Enfin, aucun élément ne permet d’établir l’existence d’un lien entre les doléances adressées par le salarié à son employeur concernant ses conditions de travail et l’irrespect de normes sanitaires sur certains sites, qu’il lui a trnsmis dans le cadre de ses attributions, et le licenciement dont il a fait l’objet.

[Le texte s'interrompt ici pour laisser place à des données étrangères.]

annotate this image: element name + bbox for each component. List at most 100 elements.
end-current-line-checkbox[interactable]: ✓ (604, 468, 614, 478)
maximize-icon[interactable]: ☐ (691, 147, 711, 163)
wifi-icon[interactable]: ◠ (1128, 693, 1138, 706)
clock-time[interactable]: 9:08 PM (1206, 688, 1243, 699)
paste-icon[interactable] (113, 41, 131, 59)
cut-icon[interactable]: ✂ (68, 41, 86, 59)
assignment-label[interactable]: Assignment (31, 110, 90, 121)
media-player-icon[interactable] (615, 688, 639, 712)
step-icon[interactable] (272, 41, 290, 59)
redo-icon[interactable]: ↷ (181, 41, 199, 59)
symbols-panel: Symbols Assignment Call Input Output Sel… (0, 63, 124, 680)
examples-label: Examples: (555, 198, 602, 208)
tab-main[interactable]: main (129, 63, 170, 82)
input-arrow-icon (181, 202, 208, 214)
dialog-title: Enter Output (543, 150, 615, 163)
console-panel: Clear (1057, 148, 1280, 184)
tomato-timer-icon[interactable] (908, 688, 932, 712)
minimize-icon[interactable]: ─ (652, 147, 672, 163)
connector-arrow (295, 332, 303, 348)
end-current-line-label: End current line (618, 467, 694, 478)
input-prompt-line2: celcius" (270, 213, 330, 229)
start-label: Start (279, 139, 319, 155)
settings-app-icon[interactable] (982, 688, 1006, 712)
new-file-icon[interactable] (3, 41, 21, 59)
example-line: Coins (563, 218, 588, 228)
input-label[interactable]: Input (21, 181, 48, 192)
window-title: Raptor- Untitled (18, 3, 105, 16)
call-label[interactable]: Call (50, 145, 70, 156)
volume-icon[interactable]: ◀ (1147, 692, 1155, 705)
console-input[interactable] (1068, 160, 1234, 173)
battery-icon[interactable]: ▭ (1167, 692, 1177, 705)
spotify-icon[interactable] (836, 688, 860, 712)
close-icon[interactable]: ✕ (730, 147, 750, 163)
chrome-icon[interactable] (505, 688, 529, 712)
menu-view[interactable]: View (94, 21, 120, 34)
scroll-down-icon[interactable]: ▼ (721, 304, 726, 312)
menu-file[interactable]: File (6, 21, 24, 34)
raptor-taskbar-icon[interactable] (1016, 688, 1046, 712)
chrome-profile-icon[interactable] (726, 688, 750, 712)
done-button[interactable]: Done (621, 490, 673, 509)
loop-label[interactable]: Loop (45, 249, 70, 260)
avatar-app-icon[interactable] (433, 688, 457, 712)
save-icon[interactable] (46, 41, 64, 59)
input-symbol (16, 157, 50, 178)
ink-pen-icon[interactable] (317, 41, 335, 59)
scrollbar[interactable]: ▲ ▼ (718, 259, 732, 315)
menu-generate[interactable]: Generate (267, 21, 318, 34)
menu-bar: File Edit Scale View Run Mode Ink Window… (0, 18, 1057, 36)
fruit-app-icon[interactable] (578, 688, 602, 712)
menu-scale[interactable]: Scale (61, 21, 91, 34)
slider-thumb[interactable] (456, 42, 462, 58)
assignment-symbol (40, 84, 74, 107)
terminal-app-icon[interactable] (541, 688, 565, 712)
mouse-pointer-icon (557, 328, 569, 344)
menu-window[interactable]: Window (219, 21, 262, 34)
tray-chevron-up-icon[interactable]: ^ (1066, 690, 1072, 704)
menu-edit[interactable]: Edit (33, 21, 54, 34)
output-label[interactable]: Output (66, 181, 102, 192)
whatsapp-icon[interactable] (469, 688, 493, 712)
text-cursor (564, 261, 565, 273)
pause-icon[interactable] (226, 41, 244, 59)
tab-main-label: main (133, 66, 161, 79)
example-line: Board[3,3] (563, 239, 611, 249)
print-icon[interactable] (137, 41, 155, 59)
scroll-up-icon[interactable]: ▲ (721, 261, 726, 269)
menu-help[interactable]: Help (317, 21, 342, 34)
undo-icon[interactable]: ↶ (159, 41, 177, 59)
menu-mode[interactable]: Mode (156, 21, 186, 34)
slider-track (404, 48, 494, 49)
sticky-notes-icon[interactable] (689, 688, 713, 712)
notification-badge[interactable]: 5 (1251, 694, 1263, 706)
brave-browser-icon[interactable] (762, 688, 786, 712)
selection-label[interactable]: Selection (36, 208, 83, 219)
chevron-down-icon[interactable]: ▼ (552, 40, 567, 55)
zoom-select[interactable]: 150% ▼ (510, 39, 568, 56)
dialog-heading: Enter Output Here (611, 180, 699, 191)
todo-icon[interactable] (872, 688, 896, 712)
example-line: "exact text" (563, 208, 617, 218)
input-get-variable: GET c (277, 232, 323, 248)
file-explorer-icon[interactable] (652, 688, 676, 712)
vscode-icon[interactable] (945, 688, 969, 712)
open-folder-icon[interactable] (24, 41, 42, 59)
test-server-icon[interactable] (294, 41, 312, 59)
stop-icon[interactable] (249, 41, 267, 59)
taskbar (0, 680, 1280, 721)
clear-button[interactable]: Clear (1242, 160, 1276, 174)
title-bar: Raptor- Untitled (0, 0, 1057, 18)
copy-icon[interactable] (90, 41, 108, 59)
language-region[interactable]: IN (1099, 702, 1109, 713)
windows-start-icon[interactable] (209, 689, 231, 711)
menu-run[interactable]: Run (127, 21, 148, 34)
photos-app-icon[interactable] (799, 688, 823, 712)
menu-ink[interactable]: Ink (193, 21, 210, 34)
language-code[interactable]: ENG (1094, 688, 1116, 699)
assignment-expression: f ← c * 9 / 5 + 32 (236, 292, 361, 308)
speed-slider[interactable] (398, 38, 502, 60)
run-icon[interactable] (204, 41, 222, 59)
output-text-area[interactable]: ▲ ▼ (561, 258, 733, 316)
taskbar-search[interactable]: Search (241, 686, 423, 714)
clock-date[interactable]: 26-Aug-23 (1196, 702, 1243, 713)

Il s’ensuit que les faits fautifs reprochés à M. [X] sont établis et que s’agissant de propos dénigrants envers l’employeur, de propos homophobes et menaçants adressés à des collègue de travail, malgré une précédente mise à pied disciplinaire pour des faits de même nature, ainsi que de menaces verbales de commettre des crimes contre les familles de ses collègues, ils rendent impossible le maintien du salarié dans l’entreprise et la poursuite du contrat, de sorte que l’existence d’une faute grave imputable au salarié est caractérisée.
Il en découle que c’est à juste titre que le licenciement a été prononcé pour faute grave.
Le jugement sera en conséquence infirmé en ce qu’il a dit le licenciement dépourvu de cause réelle et sérieuse et condamné l’employeur au paiement de diverses indemnités consécutives à la rupture du contrat de travail ainsi qu’à la remise de documents de fin de contrat rectifiés ; M. [X] sera ainsi débouté de l’ensemble de ses demandes.
Sur l’article 700 du code de procédure civile et les dépens
M. [X] sera condamné à verser à la société Restalliance la somme de 2000 euros sur le fondement de l’article 700 du code de procédure civile ainsi qu’aux dépens de la procédure.
PAR CES MOTIFS
Infirme le jugement rendu le 12 octobre 2022 par le conseil de prud’hommes de Montpellier en toutes ses dispositions.
Statuant à nouveau,
Dit que le licenciement pour faute grave est justifié.
Rejette l’ensemble des demandes formées par M. [U] [X].
Condamne M. [U] [X] à verser à la société Restalliance la somme de 2000 euros sur le fondement de l’article 700 du code de procédure civile.
Condamne M. [U] [X] aux dépens de la procédure.